Dealing with a lack of support in fixed effect-dummy variable combinations

2017/02/03

Update (May 2018): I think this is mostly dumb and produced by my own confusion. Disregard.

Suppose we want to estimate the effect of, say, binned temperature \( T_1, T_2, T_3 \) on an outcome \( y \), but we suspect that there are different effects in different regions \( R_a, R_b \). Because we want to test if the effects are statistically different by region, we’d prefer to do this in the same regression. Here’s the regression model we would run:

$$ y_i = \alpha + \beta1 R{bi} + \beta2 T{1i} + \beta3 T{3i} + \beta_4 [R_b \times T_1]_i + \beta_5 [R_b \times T_3]_i + \varepsilon_i $$

Note that \( T_2 \) and \( R_a \) are the omitted categories. If we have observations for every combination of region and temperature, here’s how we would interpret our results:

Interpretations: - \( R_a \times T_1 \): \( \alpha + \beta_2 \) - \( R_a \times T_2 \): \( \alpha \) - \( R_a \times T_3 \): \( \alpha + \beta_3 \) - \( R_b \times T_1 \): \( \alpha + \beta_1 + \beta_2 + \beta_4 \) - \( R_b \times T_2 \): \( \alpha + \beta_1 \) - \( R_b \times T_3 \): \( \alpha + \beta_1 + \beta_3 + \beta_5 \)

But suppose the were no moderate temperature days (\( T_2 \)) in \( R_b \). Can we run this regression using a dataset that looks like this?

\( y \) \( \alpha \) \( R_b \) \( T_1 \) \( T_3 \) \( R_b \times T_1 \) \( R_b \times T_3 \)
1 1 0 1 0 0 0
8 1 0 0 0 0 0
1 1 0 0 1 0 0
9 1 1 1 0 1 0
-3 1 1 0 1 0 1

Well, yes, but we should be careful. This makes \( R_b \) colinear with the sum of \( R_b \times T_1 \) and \( R_b \times T_3 \), which means that R or Stata will drop one the three.

Suppose it drops \( R_b \):

Then we have the following regression model:

$$ y_i = \alpha + \beta2 T{1i} + \beta3 T{3i} + \beta_5 [R_b \times T_3]_i + \varepsilon_i $$

And the following interpretations have changed: - \( R_b \times T_1 \): \( \alpha + \beta_2 + \beta_4 \) - \( R_b \times T_2 \): NA - \( R_b \times T_3 \): \( \alpha + \beta_3 + \beta_5 \)
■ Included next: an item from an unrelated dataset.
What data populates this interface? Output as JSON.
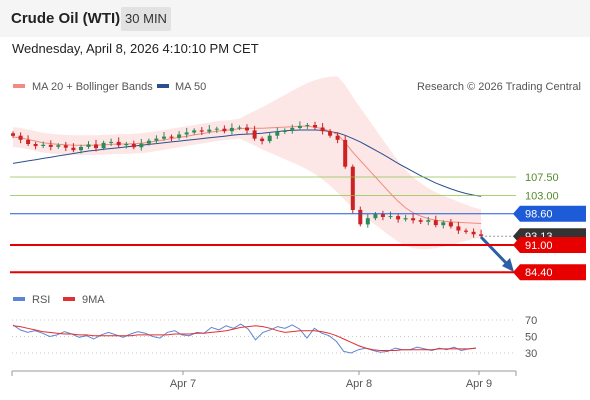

Different things happen if the other variables were dropped. Ultimately, the fix here is to just ignore coefficients which don’t appear in the final model when summing up. Actually less complicated than I thought. Still, another solution is to either limit bins so that they include all region-temperature combinations (unrealistic in my use case, since my “regions” are actually seasons) or to implement a splined model or something similar.


Another puzzle I haven’t figured out. If I estimate a model with fixed effects that take out the level of, say, region, can I still plot compare response functions for different regions? I mean… all \( \beta_1 \) introduces is a mean shift.